Woodford, who commissioned an external investigation of the record-breaking payment, told Reuters today that he’s spoken with FBI agents.
"I’m in contact with the FBI, but I’m not prepared to elaborate further than that," Woodford said. He’s also contacted British and Japanese investigators about the fee scandal, which has seen its stock price cut nearly in half since the story broke Oct. 14.
Olympus shares regained some of that today in Tokyo, rising 8.2 percent to close at ¥1,189.0 (about $15.68). Shares were up 5.5 percent to $15.50 this morning on Wall Street as of about 9:30.
"Many players seem to expect it to fall to around 700-800 yen," a Japanese trader told the news service.

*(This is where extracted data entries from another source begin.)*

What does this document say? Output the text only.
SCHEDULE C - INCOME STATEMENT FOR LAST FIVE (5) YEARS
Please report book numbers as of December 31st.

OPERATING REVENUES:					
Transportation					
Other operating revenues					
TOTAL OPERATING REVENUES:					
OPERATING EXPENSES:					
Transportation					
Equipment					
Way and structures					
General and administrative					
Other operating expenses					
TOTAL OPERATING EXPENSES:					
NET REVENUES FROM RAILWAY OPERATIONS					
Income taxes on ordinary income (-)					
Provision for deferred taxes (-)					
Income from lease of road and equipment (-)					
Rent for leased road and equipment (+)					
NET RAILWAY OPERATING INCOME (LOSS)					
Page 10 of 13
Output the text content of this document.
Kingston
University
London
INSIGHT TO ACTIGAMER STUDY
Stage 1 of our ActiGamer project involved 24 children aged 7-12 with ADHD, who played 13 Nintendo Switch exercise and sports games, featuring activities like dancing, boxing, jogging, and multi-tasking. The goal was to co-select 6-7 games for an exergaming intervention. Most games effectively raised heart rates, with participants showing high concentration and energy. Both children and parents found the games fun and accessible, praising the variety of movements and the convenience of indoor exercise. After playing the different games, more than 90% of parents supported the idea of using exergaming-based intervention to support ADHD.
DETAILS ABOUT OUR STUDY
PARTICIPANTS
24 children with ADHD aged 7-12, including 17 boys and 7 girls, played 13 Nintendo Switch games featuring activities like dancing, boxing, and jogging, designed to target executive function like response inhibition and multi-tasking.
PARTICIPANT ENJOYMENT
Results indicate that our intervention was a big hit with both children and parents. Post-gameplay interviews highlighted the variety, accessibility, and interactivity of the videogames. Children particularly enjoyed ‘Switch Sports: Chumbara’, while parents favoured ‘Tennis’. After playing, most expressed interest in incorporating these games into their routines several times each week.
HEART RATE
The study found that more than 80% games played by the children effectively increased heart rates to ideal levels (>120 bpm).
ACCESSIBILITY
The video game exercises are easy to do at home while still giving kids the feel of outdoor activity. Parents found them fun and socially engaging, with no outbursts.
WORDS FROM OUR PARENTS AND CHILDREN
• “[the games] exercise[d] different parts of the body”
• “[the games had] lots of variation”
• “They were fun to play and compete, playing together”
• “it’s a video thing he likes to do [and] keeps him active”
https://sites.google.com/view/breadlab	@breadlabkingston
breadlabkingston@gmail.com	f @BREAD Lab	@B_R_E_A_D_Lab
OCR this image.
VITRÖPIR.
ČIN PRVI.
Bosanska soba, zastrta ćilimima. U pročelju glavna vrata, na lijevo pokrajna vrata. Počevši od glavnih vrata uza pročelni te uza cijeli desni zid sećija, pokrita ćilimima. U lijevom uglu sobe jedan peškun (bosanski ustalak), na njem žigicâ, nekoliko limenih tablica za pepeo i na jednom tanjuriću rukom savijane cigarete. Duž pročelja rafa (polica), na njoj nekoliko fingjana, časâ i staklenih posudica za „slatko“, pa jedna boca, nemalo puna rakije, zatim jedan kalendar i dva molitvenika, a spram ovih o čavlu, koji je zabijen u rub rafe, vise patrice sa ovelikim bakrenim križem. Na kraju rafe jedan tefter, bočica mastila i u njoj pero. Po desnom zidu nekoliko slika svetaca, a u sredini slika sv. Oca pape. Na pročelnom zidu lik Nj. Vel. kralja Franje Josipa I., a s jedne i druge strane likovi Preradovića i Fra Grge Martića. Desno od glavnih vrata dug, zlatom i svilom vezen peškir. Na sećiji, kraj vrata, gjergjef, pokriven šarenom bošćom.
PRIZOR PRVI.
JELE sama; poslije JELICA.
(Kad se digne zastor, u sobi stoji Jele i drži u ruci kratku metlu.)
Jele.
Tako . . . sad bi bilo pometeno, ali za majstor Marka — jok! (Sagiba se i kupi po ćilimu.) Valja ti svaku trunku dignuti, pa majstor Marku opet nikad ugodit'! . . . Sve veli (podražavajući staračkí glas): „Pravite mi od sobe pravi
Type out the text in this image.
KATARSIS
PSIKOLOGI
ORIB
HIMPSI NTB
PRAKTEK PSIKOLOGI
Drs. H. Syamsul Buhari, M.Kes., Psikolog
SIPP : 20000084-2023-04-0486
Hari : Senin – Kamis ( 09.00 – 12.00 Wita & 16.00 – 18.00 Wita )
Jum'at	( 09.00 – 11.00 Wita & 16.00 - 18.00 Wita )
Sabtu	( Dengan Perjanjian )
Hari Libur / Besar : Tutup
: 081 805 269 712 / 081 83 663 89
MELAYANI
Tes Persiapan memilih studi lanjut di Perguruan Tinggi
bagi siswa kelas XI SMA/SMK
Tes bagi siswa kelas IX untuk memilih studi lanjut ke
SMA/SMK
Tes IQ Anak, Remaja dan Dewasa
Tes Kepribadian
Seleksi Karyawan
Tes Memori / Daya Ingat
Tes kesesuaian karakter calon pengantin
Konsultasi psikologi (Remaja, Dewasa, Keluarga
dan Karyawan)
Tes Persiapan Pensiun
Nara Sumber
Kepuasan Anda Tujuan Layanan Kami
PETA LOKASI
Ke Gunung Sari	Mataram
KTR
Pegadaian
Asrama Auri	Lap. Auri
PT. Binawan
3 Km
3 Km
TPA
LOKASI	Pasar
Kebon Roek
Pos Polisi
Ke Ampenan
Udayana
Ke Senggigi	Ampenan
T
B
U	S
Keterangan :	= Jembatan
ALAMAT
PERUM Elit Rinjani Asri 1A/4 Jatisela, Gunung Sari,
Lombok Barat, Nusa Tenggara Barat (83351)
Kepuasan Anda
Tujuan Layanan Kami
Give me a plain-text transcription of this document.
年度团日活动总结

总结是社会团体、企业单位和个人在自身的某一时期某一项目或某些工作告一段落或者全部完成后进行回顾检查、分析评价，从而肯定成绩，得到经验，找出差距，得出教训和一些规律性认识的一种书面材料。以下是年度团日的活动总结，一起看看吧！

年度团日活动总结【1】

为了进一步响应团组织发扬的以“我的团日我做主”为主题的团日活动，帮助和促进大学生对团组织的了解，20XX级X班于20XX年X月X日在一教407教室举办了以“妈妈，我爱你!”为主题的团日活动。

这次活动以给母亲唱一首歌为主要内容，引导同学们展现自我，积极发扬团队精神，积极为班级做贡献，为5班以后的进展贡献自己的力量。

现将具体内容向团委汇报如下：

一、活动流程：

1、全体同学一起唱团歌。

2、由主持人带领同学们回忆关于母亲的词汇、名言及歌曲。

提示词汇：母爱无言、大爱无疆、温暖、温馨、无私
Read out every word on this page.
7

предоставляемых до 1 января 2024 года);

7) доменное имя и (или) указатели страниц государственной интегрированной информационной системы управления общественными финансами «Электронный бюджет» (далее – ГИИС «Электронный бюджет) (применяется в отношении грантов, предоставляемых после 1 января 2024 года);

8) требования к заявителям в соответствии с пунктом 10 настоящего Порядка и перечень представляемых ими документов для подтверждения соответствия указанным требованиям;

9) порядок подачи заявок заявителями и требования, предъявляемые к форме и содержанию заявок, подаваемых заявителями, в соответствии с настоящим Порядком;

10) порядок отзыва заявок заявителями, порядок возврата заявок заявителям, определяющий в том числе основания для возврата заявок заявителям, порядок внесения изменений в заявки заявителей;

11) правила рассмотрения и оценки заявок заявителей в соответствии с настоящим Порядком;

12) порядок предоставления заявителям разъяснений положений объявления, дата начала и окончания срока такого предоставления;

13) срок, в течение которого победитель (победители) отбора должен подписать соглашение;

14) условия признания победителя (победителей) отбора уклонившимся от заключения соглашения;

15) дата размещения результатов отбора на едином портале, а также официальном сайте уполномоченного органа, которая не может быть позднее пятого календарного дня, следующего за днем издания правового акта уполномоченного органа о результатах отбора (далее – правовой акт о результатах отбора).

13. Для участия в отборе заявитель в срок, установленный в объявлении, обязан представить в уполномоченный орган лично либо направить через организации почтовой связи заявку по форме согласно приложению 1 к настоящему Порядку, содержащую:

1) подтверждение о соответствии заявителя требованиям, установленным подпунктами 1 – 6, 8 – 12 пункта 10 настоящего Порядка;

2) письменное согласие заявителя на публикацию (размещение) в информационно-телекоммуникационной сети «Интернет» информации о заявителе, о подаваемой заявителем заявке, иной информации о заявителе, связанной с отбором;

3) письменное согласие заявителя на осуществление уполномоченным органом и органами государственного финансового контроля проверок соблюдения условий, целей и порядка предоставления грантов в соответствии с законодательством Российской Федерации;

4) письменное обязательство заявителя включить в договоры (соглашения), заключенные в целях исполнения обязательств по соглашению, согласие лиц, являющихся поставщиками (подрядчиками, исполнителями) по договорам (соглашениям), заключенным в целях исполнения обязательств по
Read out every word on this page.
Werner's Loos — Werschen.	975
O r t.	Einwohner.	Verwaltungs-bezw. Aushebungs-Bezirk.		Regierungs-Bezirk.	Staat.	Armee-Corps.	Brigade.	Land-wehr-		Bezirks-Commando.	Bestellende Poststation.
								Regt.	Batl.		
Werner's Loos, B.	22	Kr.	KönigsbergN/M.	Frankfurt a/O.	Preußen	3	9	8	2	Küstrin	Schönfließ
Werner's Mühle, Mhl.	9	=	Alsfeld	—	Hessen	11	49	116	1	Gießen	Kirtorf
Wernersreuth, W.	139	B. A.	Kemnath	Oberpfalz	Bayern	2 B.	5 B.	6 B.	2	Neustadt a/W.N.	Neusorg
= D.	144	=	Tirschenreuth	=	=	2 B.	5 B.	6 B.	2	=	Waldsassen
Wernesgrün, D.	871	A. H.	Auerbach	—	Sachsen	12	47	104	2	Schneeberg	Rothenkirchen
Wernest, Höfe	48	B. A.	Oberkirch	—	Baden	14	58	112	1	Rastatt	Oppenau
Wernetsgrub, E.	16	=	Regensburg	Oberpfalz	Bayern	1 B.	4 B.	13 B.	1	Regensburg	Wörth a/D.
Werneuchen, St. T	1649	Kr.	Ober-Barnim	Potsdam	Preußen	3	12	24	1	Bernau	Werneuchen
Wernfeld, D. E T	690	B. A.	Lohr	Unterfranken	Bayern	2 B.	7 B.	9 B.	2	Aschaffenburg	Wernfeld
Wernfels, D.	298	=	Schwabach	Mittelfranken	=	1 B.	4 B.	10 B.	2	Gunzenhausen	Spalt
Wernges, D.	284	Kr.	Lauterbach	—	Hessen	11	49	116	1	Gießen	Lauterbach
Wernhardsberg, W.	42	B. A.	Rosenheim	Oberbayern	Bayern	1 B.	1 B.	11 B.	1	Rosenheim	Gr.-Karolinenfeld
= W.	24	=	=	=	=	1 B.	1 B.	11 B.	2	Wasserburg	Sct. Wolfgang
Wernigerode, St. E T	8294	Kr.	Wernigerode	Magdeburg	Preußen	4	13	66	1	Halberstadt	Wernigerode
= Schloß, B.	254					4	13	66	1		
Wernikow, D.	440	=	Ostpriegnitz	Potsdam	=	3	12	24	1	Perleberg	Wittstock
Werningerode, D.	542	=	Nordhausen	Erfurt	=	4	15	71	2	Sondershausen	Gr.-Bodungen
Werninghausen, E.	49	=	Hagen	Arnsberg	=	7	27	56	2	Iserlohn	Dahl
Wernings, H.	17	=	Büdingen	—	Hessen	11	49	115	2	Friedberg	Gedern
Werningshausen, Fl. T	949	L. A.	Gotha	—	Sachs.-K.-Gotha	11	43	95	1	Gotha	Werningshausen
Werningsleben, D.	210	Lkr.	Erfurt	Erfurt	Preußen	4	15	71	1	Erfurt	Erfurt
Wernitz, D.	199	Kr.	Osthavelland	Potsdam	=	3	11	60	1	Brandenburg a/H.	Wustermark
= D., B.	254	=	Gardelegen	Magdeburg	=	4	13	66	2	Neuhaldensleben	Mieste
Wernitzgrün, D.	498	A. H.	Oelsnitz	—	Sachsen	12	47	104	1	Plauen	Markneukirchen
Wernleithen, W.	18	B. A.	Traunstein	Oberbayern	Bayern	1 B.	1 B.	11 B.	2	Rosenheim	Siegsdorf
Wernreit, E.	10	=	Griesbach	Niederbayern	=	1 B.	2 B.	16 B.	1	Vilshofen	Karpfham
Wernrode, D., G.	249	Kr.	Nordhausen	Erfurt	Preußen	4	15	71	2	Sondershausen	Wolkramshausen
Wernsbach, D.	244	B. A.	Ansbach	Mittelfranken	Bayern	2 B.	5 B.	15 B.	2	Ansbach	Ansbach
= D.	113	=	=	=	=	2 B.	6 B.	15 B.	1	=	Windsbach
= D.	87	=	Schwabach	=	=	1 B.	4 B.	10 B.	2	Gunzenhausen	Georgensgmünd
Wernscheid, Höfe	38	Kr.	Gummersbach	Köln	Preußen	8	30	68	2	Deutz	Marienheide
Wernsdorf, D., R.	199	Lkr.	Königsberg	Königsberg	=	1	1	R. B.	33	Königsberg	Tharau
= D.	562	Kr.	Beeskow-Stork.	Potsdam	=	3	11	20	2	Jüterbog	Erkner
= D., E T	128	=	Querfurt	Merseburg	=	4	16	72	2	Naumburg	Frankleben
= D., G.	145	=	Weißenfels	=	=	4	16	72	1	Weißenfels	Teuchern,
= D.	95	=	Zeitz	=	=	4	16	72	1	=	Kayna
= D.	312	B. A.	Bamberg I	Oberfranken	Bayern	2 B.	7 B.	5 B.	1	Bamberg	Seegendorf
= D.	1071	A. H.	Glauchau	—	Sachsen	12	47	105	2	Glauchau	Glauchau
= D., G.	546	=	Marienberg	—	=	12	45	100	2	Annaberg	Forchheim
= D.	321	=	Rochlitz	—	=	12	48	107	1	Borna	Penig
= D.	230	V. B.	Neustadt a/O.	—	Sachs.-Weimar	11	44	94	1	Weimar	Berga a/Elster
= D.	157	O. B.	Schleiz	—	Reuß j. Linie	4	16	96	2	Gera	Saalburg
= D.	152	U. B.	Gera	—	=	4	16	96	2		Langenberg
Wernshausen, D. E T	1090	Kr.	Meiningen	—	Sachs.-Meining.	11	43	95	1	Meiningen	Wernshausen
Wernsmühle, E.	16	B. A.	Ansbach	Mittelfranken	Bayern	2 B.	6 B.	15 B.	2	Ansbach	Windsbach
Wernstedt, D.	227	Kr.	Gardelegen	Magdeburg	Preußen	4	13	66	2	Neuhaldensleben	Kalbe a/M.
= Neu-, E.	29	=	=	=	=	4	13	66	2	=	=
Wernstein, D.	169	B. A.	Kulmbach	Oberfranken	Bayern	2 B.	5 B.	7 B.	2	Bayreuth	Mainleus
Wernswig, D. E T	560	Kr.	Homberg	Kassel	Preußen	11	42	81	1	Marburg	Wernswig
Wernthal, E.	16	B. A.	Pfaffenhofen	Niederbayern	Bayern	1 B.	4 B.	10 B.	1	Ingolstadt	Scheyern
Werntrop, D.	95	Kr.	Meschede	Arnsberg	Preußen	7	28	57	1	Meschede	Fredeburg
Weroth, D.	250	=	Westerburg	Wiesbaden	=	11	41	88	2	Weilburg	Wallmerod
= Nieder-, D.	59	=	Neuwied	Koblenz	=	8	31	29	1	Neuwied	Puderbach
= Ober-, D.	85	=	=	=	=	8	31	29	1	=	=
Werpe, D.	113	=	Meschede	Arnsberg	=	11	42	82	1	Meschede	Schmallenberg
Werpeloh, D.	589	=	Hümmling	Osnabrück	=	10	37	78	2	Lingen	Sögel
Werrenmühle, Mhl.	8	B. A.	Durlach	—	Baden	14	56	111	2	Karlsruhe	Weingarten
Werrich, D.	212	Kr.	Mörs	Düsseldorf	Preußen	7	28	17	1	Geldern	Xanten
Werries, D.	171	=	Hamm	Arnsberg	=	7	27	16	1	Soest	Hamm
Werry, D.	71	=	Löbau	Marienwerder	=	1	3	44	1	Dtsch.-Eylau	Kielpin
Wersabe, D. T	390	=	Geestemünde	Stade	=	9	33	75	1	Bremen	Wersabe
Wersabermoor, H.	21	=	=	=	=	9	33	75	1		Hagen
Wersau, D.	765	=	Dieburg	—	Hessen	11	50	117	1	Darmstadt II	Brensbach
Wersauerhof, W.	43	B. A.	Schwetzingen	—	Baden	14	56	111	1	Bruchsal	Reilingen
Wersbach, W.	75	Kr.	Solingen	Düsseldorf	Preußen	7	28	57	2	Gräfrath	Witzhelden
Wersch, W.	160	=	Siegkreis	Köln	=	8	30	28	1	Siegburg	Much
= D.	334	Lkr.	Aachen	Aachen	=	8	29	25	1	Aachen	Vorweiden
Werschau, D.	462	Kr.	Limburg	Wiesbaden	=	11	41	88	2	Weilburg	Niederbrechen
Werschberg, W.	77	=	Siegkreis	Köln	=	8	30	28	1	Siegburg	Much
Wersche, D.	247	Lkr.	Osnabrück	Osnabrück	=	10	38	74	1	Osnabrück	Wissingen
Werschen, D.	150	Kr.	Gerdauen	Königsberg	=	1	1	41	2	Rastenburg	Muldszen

A "person familiar with the probe" confirmed to Reuters that the FBI is looking into the payment, which Olympus investigated on its own in 2009 (before it paid out most of the fee) but found no issues with the fee, which at nearly 32 pecent dwarfs the usual fee for such services – around 1 percent, according to the news service.

Woodford
"Please ask Messrs Kikukawa and Mori why they need another ‘independent’ third party committee investigation?" Woodford asked via an email to Reuters, referring to Olympus chairman Tsuyoshi Kikukawa and senior executive Hisashi Mori.
The former CEO also claims that the Japananese conglomerate switched auditors after KPMG AZSA & Co. avised against paying a portion of the fee in preferred stock.